In all seriousness, there’s nothing wrong with Beckham pushing for all he can get in his first big payday. Too often, players refuse to do what’s best for the collective good and fail to push for their real value. Consequently, the market’s ceiling doesn’t move enough, and the league’s middle-class players bear the brunt.
Le’Veon Bell, and, to some extent, Kirk Cousins, have begun to buck this trend. Bell is pushing to reinvigorate the stagnant running back market and get paid in a way that better represents his production, as he essentially acts as the Pittsburgh Steelers‘ lead back and No. 2 option in the passing game.
Meanwhile, Cousins, thanks to the Redskins‘ ineptitude and two seasons of solid production, has arguably more contract leverage than any player in NFL history. He’s balked at Washington’s offers, knowing what his true value would be if he hits the open market – even if his standing as a passer is still questionable.
And Beckham, too, should be well placed to squeeze the Giants for all they’re worth when they sit down at the negotiating table as soon as next offseason. The resume he’s built over his first three seasons is staggering, he’s already one of the NFL’s most marketable faces, and New York hasn’t been shy in expressing its desire to keep him.
(Photo courtesy: Action Images)
But – and this is a big but – Beckham has to be realistic in his demands, or things between him and the Giants could get messy very quickly.
In the list of highest-paid players in terms of annual salary – which is topped by Derek Carr‘s $25 million – Von Miller is the first non-quarterback at 16th, according to Spotrac. And you need to keep scrolling down to find the first wide receiver, Antonio Brown, tied for 23rd with a $17-million average.
Beckham should easily be able to leapfrog Brown, and maybe, just maybe, he could be the first non-quarterback to break the $20-million-a-year barrier. However, even in today’s pass-heavy NFL, the Giants will balk at the prospect of paying a wide receiver more money than any quarterback in the league.
And they’ll do so because, in the end, teams will always hold the most power in contract negotiations. Players and the NFLPA need to push for a bigger piece of the pie, but it’s a tightrope that must be walked with extreme care – and Beckham is looking to sprint along it.

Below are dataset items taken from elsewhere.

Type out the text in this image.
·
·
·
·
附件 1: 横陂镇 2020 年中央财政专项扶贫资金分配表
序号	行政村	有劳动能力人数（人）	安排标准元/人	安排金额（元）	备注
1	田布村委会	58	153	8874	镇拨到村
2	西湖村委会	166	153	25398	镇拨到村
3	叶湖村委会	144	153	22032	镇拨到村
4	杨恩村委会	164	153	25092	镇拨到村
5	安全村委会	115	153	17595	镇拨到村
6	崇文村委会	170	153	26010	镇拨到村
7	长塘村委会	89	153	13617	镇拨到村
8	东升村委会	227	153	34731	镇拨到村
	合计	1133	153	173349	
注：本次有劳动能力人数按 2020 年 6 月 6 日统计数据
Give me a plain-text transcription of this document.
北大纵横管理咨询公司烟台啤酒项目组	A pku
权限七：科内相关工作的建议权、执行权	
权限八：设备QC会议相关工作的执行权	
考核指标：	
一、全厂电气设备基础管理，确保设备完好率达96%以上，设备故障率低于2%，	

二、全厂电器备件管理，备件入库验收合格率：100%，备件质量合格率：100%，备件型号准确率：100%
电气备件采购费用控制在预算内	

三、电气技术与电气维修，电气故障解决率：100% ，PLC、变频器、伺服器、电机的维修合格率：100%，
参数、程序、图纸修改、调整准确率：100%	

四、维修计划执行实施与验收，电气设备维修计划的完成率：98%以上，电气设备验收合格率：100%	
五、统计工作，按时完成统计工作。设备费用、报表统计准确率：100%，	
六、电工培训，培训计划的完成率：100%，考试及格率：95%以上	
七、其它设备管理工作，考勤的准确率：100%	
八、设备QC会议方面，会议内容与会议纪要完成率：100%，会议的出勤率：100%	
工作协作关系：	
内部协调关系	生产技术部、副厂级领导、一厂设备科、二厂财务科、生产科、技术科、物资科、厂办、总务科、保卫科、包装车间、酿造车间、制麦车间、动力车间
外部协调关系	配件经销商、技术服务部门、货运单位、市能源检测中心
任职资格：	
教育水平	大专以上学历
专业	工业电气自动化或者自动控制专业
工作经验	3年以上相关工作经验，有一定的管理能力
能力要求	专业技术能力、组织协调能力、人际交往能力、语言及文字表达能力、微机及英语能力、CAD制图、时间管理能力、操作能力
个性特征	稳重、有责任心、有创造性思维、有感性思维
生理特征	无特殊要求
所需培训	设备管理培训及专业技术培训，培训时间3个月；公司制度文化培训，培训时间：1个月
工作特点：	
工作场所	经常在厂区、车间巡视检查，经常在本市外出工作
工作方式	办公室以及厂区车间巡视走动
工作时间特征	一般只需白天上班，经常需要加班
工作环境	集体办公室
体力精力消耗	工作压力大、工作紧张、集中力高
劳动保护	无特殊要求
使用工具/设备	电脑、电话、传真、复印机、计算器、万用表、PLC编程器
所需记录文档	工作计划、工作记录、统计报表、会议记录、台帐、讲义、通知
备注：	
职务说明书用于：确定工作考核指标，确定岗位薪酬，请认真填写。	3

The Giants not only hold his rights for the 2018 season, thanks to his $8.459-million fifth-year option, they can also keep him for the foreseeable future without a long-term deal, thanks to the franchise tag. The tag number for receivers is expected to be around $17.5 million for 2019, according to Pro Football Talk’s Mike Florio. After that, the Giants could tag Beckham again in 2020 for a 20 percent raise over the previous year, and either the 44 percent raise or the quarterback tag for 2021.
The exact numbers can’t be known at this point, but it’d almost certainly be cheaper than paying Beckham $25 million-plus from 2018 onward.
So, unless Beckham is planning on a near-unprecedented standoff with the Giants – which, fair or not, would likely paint him as the greedy villain of the saga due to NFL fans’ propensity to side with billionaire owners over millionaire athletes – he needs to concentrate on pushing the ceiling rather than shattering it entirely.
One day, hopefully soon, an NFL player will break the cycle of contracts that vastly favor teams. But, sorry, Odell, that player will be one that throws passes, not catches them.